The Andrews Labor Government today announced that from 1 July 2019, opera house nets will be banned in all public and private waters throughout Victoria, with reforms that will benefit native animals that live in and around waterways including platypus and turtles.
Minister for Agriculture Jaala Pulford said opera house nets in Victoria will be phased out with new open top lift nets now more readily available to replace them.
Up until now, many fishers purchased opera house nets to target yabbies unaware they couldn’t be used in public waters in Victoria. Open top lift nets can be used in both public and private waters and are proven to be effective yabby catchers.
As part of the changes, a one-for-one trade-in is planned, whereby fishers can trade in their old opera house nets for free ‘wildlife friendly’ open top lift nets.
Trials have indicated that wildlife friendly gear such as open top lift nets and hoop nets can actually catch more yabbies than opera house nets when fished actively, so it’ll be even easier to put yabbies on the table.
The Victorian Fisheries Authority will work with the fishing tackle sector, anglers and environmental groups on an awareness campaign around ‘wildlife friendly’ yabby gear leading up to 1 July next year.

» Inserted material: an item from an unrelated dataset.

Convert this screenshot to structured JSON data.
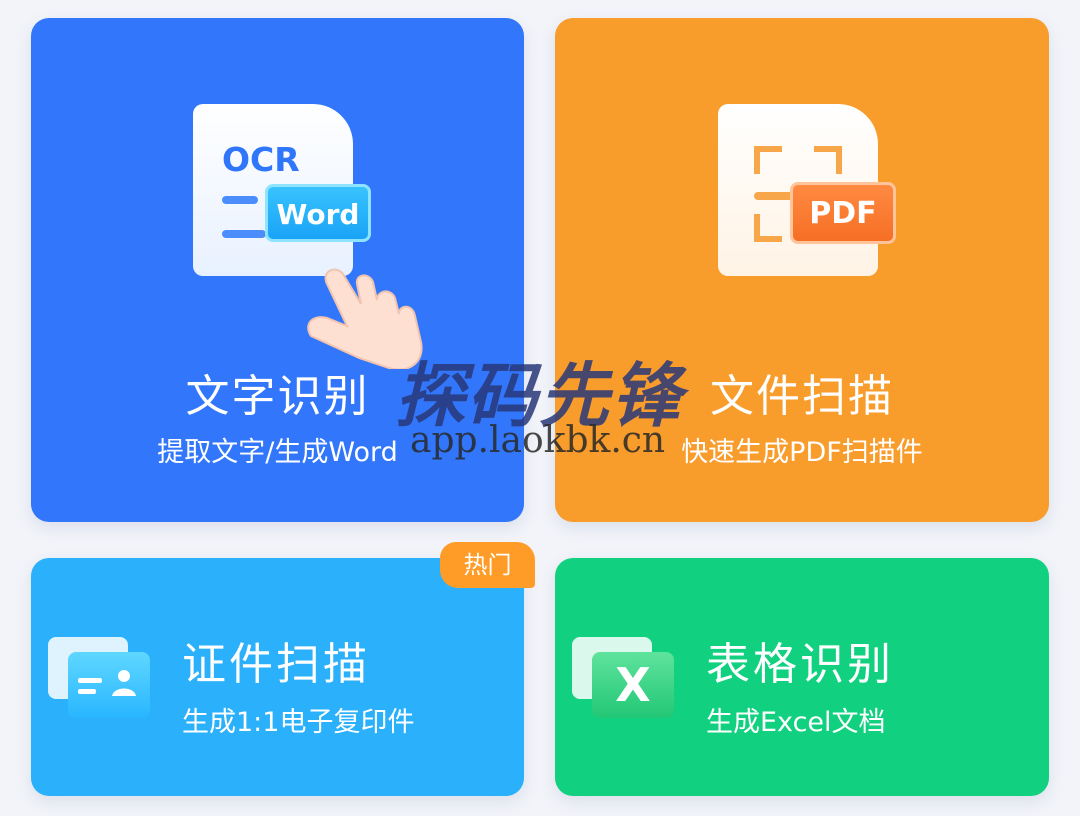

Quotes attributable to Minister for Agriculture Jaala Pulford
“The Goulburn, Loddon and Campaspe rivers as well as lakes Eildon, Eppalock, Toolondo, and Cairn Curran and Rocklands reservoirs are perfect waterways for catching yabbies – I caught my first yabby at Cairn Curran.”
“Opera house nets have been placing our platypus population at risk and so its time for us to embrace different fishing gear that will catch just as many yabbies without impacting our precious wildlife.”
“When these alternative nets are set for one hour, lifted and reset they can catch a lot of yabbies.”